La présence d’Alper Gezeravci, pilote de chasse de l’armée turque à bord du vol a été largement soulignée depuis plusieurs jours par le président islamo-nationaliste Recep Tayyip Erdogan. Les deux hommes ont ainsi eu un échange téléphonique lors d’une réunion du cabinet présidentiel le 17 janvier, retransmis sur de nombreuses chaînes de télévision.
“Nous sommes témoin d’un moment historique” se félicitait le leader turc le 19 janvier, suite au départ de la fusée, reporté d’un jour pour des contrôles de dernière minute, rapporte le quotidien Milliyet.“Nous commençons le siècle de la Turquie, la deuxième phase de la République [fondée il y a cent ans en octobre 1923] en envoyant notre première mission habitée dans l’espace” s’est ainsi réjoui le dirigeant, qui entend rester dans l’histoire comme le fondateur de cette “nouvelle Turquie”.
La nouvelle a été accueillie par un tonnerre d’applaudissements par la presse pro-gouvernementale. “Depuis les années 1960 on s’extasie des prouesses spatiales occidentales, on nous explique que nous ne valons rien, que les infidèles en sont capables et pas nous […] mais voilà, tout a changé, les drones que produit notre industrie d’armement s’arrachent sur le marché mondial et maintenant nous envoyons un astronaute, le premier d’une longue série, dans l’espace” considère un éditorialiste du quotidien Yeni Safak.
Proximité affichée entre Erdogan et Musk
La presse d’opposition, elle, souligne, à l’image du quotidien de gauche Evrensel, que “l’astronaute” en question est bien davantage un “voyageur de l’espace” qu’un véritable astronaute, tout le monde pouvant avoir sa place dans la fusée à condition de payer son voyage. Le vol originel Axiom Space-1, lancé par la même entreprise en 2022 avait ainsi convoyé de riches hommes d’affaires désireux de faire un tour dans les étoiles.

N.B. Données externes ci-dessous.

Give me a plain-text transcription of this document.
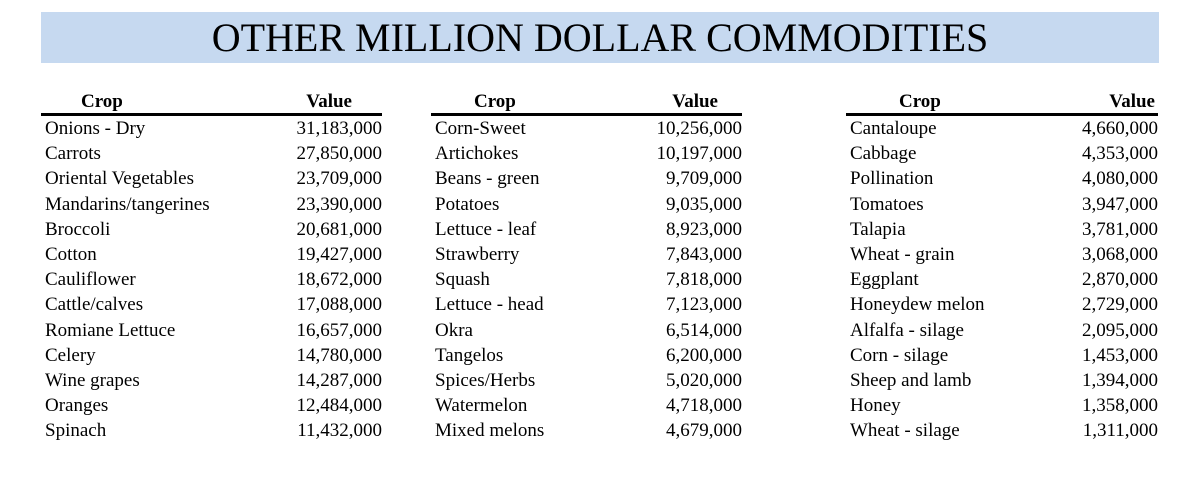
OTHER MILLION DOLLAR COMMODITIES
Crop	Value
Onions - Dry	31,183,000
Carrots	27,850,000
Oriental Vegetables	23,709,000
Mandarins/tangerines	23,390,000
Broccoli	20,681,000
Cotton	19,427,000
Cauliflower	18,672,000
Cattle/calves	17,088,000
Romiane Lettuce	16,657,000
Celery	14,780,000
Wine grapes	14,287,000
Oranges	12,484,000
Spinach	11,432,000
Crop	Value
Corn-Sweet	10,256,000
Artichokes	10,197,000
Beans - green	9,709,000
Potatoes	9,035,000
Lettuce - leaf	8,923,000
Strawberry	7,843,000
Squash	7,818,000
Lettuce - head	7,123,000
Okra	6,514,000
Tangelos	6,200,000
Spices/Herbs	5,020,000
Watermelon	4,718,000
Mixed melons	4,679,000
Crop	Value
Cantaloupe	4,660,000
Cabbage	4,353,000
Pollination	4,080,000
Tomatoes	3,947,000
Talapia	3,781,000
Wheat - grain	3,068,000
Eggplant	2,870,000
Honeydew melon	2,729,000
Alfalfa - silage	2,095,000
Corn - silage	1,453,000
Sheep and lamb	1,394,000
Honey	1,358,000
Wheat - silage	1,311,000
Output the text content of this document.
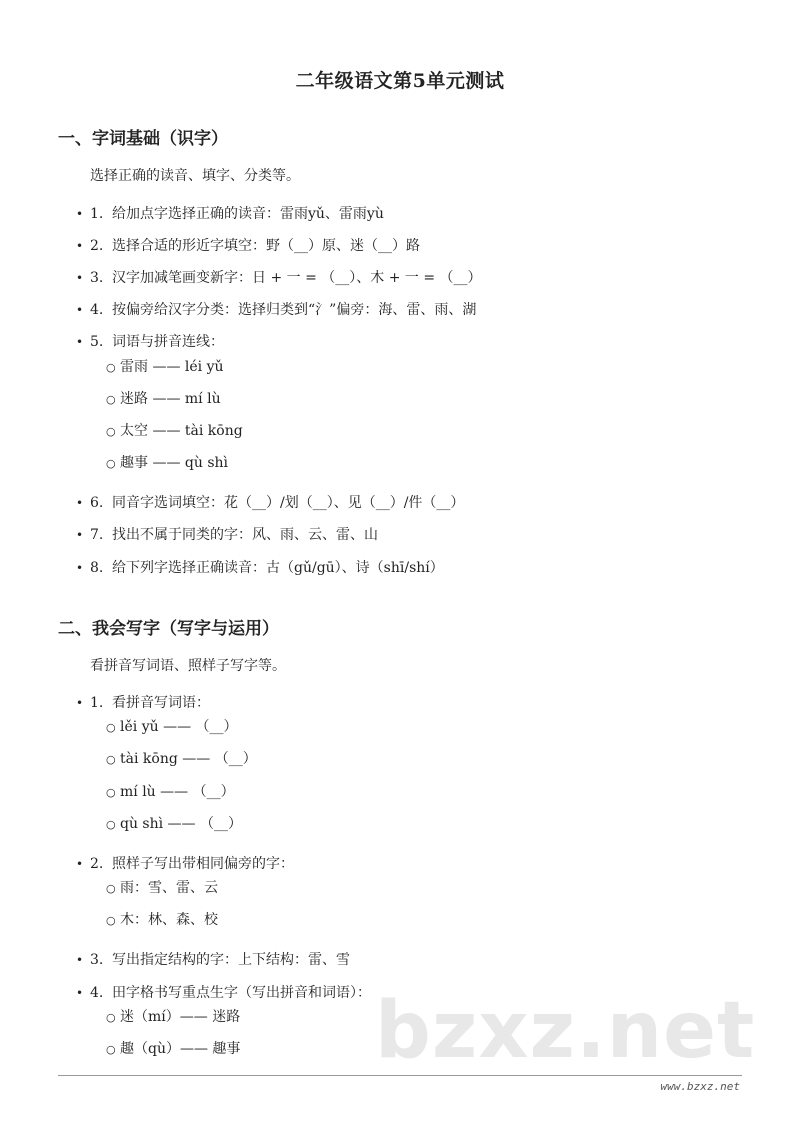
二年级语文第5单元测试
一、字词基础（识字）
选择正确的读音、填字、分类等。
• 1. 给加点字选择正确的读音：雷雨yǔ、雷雨yù
• 2. 选择合适的形近字填空：野（__）原、迷（__）路
• 3. 汉字加减笔画变新字：日 + 一 = （__）、木 + 一 = （__）
• 4. 按偏旁给汉字分类：选择归类到“氵”偏旁：海、雷、雨、湖
• 5. 词语与拼音连线：
○ 雷雨 —— léi yǔ
○ 迷路 —— mí lù
○ 太空 —— tài kōng
○ 趣事 —— qù shì
• 6. 同音字选词填空：花（__）/划（__）、见（__）/件（__）
• 7. 找出不属于同类的字：风、雨、云、雷、山
• 8. 给下列字选择正确读音：古（gǔ/gū）、诗（shī/shí）
二、我会写字（写字与运用）
看拼音写词语、照样子写字等。
• 1. 看拼音写词语：
○ lěi yǔ —— （__）
○ tài kōng —— （__）
○ mí lù —— （__）
○ qù shì —— （__）
• 2. 照样子写出带相同偏旁的字：
○ 雨：雪、雷、云
○ 木：林、森、校
• 3. 写出指定结构的字：上下结构：雷、雪
• 4. 田字格书写重点生字（写出拼音和词语）：
○ 迷（mí）—— 迷路
○ 趣（qù）—— 趣事 bzxz.net
www.bzxz.net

“On nous présente cela comme une gloire nationale, mais ni la fusée, ni le centre d’entraînement ne sont à nous, nous avons simplement payé 55 millions de dollars pour faire partie du projet” explique le journal.
Le vol a été commandé par la société Axiom Space mais a pu être réalisé grâce aux lanceurs et aux modules de Space X, souligne le quotidien. Le président Erdogan est en très bons termes avec l’excentrique Elon Musk, une des premières fortunes mondiales, propriétaire notamment de Space X et du réseau social X (ex-Twitter). Les deux hommes avaient médiatisé leur dernière rencontre en septembre à New York, où Elon Musk, accompagné de son jeune fils, était venu saluer et échanger avec le président turc.
Viser la Lune
Le regard se tourne désormais vers la lune, où le président turc promettait il y a quelques années qu’un premier vol non habité aurait lieu en 2023. “Merci à notre président d’avoir tourné nos têtes vers le ciel, la prochaine étape c’est la Lune” s’émeut un éditorialiste du quotidien Sabah. “Nous avançons vers un voyage non habité pour la Lune, nous allons continuer à augmenter la puissance de nos fusées et créer une base de lancement” a ainsi déclaré le ministre de l’industrie et des nouvelles technologies, cité par le journal.
Mais les moyens alloués restent modestes au regard de l’ambition. Le budget de l’agence spatiale turque, crée en 2018, a été fixé pour l’année 2024 à 1,7 milliard de livres turques (56 millions de dollars). Soit autant que le montant versé par Ankara à Axiom Space pour envoyer Alper Gezeravci dans l’espace.